Julep’s Zodiac collection

So, what’s going on? Why are consumers placing a new-found faith in astrology – and do they really take it as seriously as the cultural evidence suggests? Three reasons perhaps explain this phenomenon:

First, horoscopes still belong to feminine space – something women are starting to reclaim as something vital and important. Second, there has been a huge cultural shift away from rationalism, meaning there is more space for the weird, mystic and other-worldly aspects of existence in our everyday lives.

But thirdly and most importantly, beyond any esoteric cultural reasoning – people just love things that are personalised to them. This applies especially to a world where platforms such as Instagram force you to think about how you project your own sense of selfhood to the outside world, on a near-daily basis. Individual zodiac signs allow you to form a sense of identity and even community around qualities and concepts that ostensibly don’t apply to 11/12ths of the population.

A simple truth, but a powerful one – just look at the success of the personalised Coke and Marmite campaigns. It’s also why we’re seeing the birth of platforms like Co-star astrology, an app which allows you to chart and track your daily, weekly and annual fate according to the zodiac – as well as those of your social network. What’s not to love about something that provides personalised analysis about the intimate nuances of your social, romantic and professional life?

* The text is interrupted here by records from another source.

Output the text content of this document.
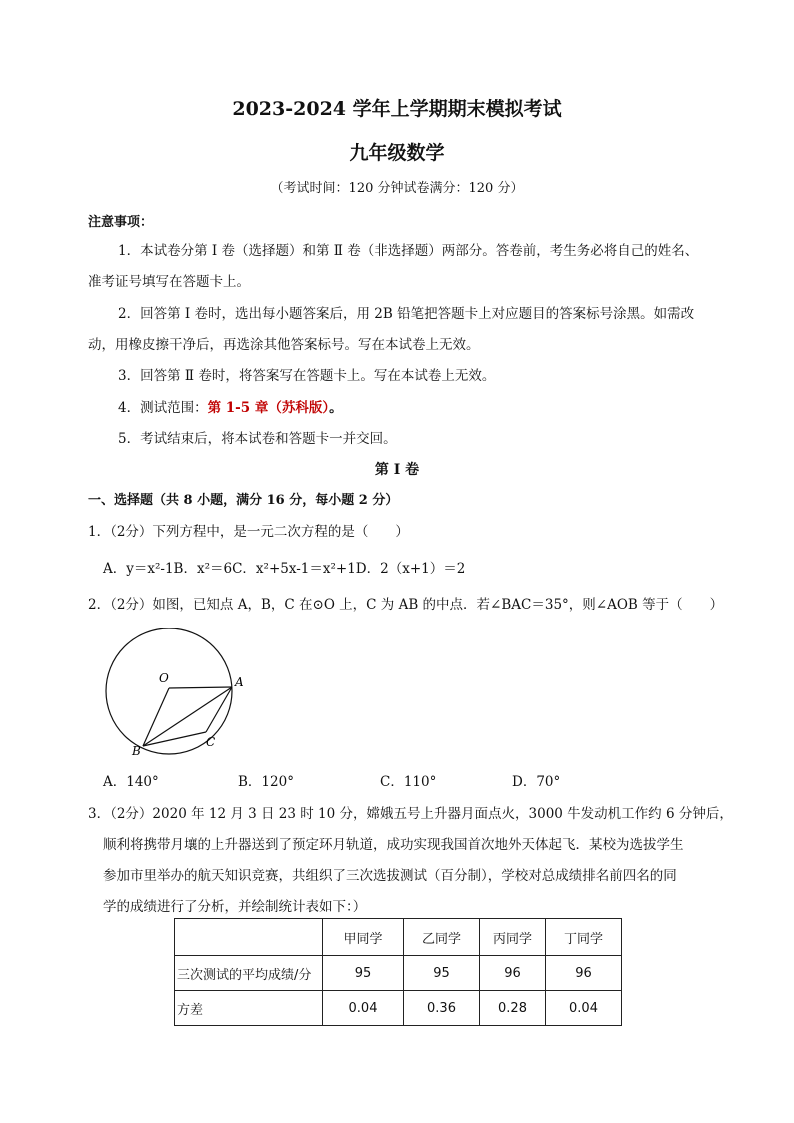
2023-2024 学年上学期期末模拟考试
九年级数学
（考试时间：120 分钟试卷满分：120 分）
注意事项：
1．本试卷分第 Ⅰ 卷（选择题）和第 Ⅱ 卷（非选择题）两部分。答卷前，考生务必将自己的姓名、
准考证号填写在答题卡上。
2．回答第 Ⅰ 卷时，选出每小题答案后，用 2B 铅笔把答题卡上对应题目的答案标号涂黑。如需改
动，用橡皮擦干净后，再选涂其他答案标号。写在本试卷上无效。
3．回答第 Ⅱ 卷时，将答案写在答题卡上。写在本试卷上无效。
4．测试范围：第 1-5 章（苏科版）。
5．考试结束后，将本试卷和答题卡一并交回。
第 Ⅰ 卷
一、选择题（共 8 小题，满分 16 分，每小题 2 分）
1．（2分）下列方程中，是一元二次方程的是（　　）
A．y＝x²-1B．x²＝6C．x²+5x-1＝x²+1D．2（x+1）＝2
2．（2分）如图，已知点 A，B，C 在⊙O 上，C 为 AB 的中点．若∠BAC＝35°，则∠AOB 等于（　　）
O	A
B
C
A．140°	B．120°	C．110°	D．70°
3．（2分）2020 年 12 月 3 日 23 时 10 分，嫦娥五号上升器月面点火，3000 牛发动机工作约 6 分钟后，
顺利将携带月壤的上升器送到了预定环月轨道，成功实现我国首次地外天体起飞．某校为选拔学生
参加市里举办的航天知识竞赛，共组织了三次选拔测试（百分制），学校对总成绩排名前四名的同
学的成绩进行了分析，并绘制统计表如下：）
	甲同学	乙同学	丙同学	丁同学
三次测试的平均成绩/分	95	95	96	96
方差	0.04	0.36	0.28	0.04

A Natal Chart from Co-star

Which leads us to a clear takeout for brands on the topic of horoscopes. Why don’t more brands use the zodiac as a basis for new campaigns or product ranges? For beauty and personal care brands, star signs are ripe for the picking. The results could be anything from zodiac-scented body lotions, skincare regimes that are in sync with the phases of the moon, or tongue-in-cheek communications that empathise with the disruption felt by mercury being in retrograde – whichever way, the commercial potential is huge.

In 2018, it seems like Mystic Meg could be starting to have some clout.